E, nesse ponto da evolução tecnológico-musical, surge uma questão importante, levantada em abril pela revista The Verge : Se a IA é capaz de fazer música, isso faz dela um artista também? Ou então: deveria o artista original, cujo estilo está sendo usado para treinar a máquina, ter direitos de propriedade intelectual sobre a gravação resultante?

Mick Grierson opinou: “Existe habilidade em treinar uma máquina, mas se você o faz usando o material de outra pessoa sem permissão, ela pode e deve reclamar seus direitos de propriedade sobre seu modelo”. E Oded Ben-Tal vai adiante: “Talvez a lei precise ser atualizada para refletir as mudanças tecnológicas. Mas vale a pena considerar qual é o propósito dos direitos autorais. Atribuir propriedade destina-se a permitir que o artista produza um trabalho de forma independente. Assim, não faz sentido conceder royalties à máquina! Os programadores certamente merecem ser pagos, mas não sei se os direitos autorais são o mecanismo correto para isso.”

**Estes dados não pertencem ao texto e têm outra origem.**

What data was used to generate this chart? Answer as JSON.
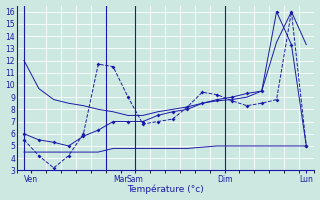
{
  "background_color": "#cce8e0",
  "grid_color": "#b0d8d0",
  "line_color": "#1a1aaa",
  "xlabel": "Température (°c)",
  "ylim": [
    3,
    16.5
  ],
  "yticks": [
    3,
    4,
    5,
    6,
    7,
    8,
    9,
    10,
    11,
    12,
    13,
    14,
    15,
    16
  ],
  "xlim": [
    0,
    19
  ],
  "vline_positions": [
    0,
    5.5,
    7.5,
    13.5
  ],
  "xtick_positions": [
    0.5,
    6.5,
    7.5,
    13.5,
    19
  ],
  "xtick_labels": [
    "Ven",
    "Mar",
    "Sam",
    "Dim",
    "Lun"
  ],
  "s1_x": [
    0,
    1,
    2,
    3,
    4,
    5,
    6,
    7,
    8,
    9,
    10,
    11,
    12,
    13,
    14,
    15,
    16,
    17,
    18,
    19
  ],
  "s1_y": [
    12.0,
    9.7,
    8.8,
    8.5,
    8.3,
    8.0,
    7.8,
    7.5,
    7.5,
    7.8,
    8.0,
    8.2,
    8.5,
    8.7,
    8.8,
    9.0,
    9.5,
    13.5,
    16.0,
    13.3
  ],
  "s2_x": [
    0,
    1,
    2,
    3,
    4,
    5,
    6,
    7,
    8,
    9,
    10,
    11,
    12,
    13,
    14,
    15,
    16,
    17,
    18,
    19
  ],
  "s2_y": [
    5.5,
    4.2,
    3.2,
    4.2,
    6.0,
    11.7,
    11.5,
    9.0,
    6.8,
    7.0,
    7.2,
    8.2,
    9.4,
    9.2,
    8.7,
    8.3,
    8.5,
    8.8,
    16.0,
    5.0
  ],
  "s3_x": [
    0,
    1,
    2,
    3,
    4,
    5,
    6,
    7,
    8,
    9,
    10,
    11,
    12,
    13,
    14,
    15,
    16,
    17,
    18,
    19
  ],
  "s3_y": [
    6.0,
    5.5,
    5.3,
    5.0,
    5.8,
    6.3,
    7.0,
    7.0,
    7.0,
    7.5,
    7.8,
    8.0,
    8.5,
    8.8,
    9.0,
    9.3,
    9.5,
    16.0,
    13.3,
    5.0
  ],
  "s4_x": [
    0,
    1,
    2,
    3,
    4,
    5,
    6,
    7,
    8,
    9,
    10,
    11,
    12,
    13,
    14,
    15,
    16,
    17,
    18,
    19
  ],
  "s4_y": [
    4.5,
    4.5,
    4.5,
    4.5,
    4.5,
    4.5,
    4.8,
    4.8,
    4.8,
    4.8,
    4.8,
    4.8,
    4.9,
    5.0,
    5.0,
    5.0,
    5.0,
    5.0,
    5.0,
    5.0
  ]
}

Muito do que pode acontecer no futuro nas relações entre música e inteligência artificial ainda é um mistério. “Mas não acredito que as máquinas vão pensar ou tocar como músicos, pelo menos não em um futuro próximo”, arriscou Douglas Eck. “E por quê? Porque a música é uma forma de arte completa e, portanto, um reflexo de toda a profundidade e amplitude do conhecimento e da criatividade humana. Nosso objetivo principal é inventar maneiras interessantes de expandir nossa criatividade. Isso faz parte de uma longa história da tecnologia que permite a criação de música. Acho que em paralelo também veremos novas ferramentas para aprender a escrever e tocar música. Nós mal arranhamos a superfície do potencial da IA para ajudar novos músicos a aprender seu ofício.”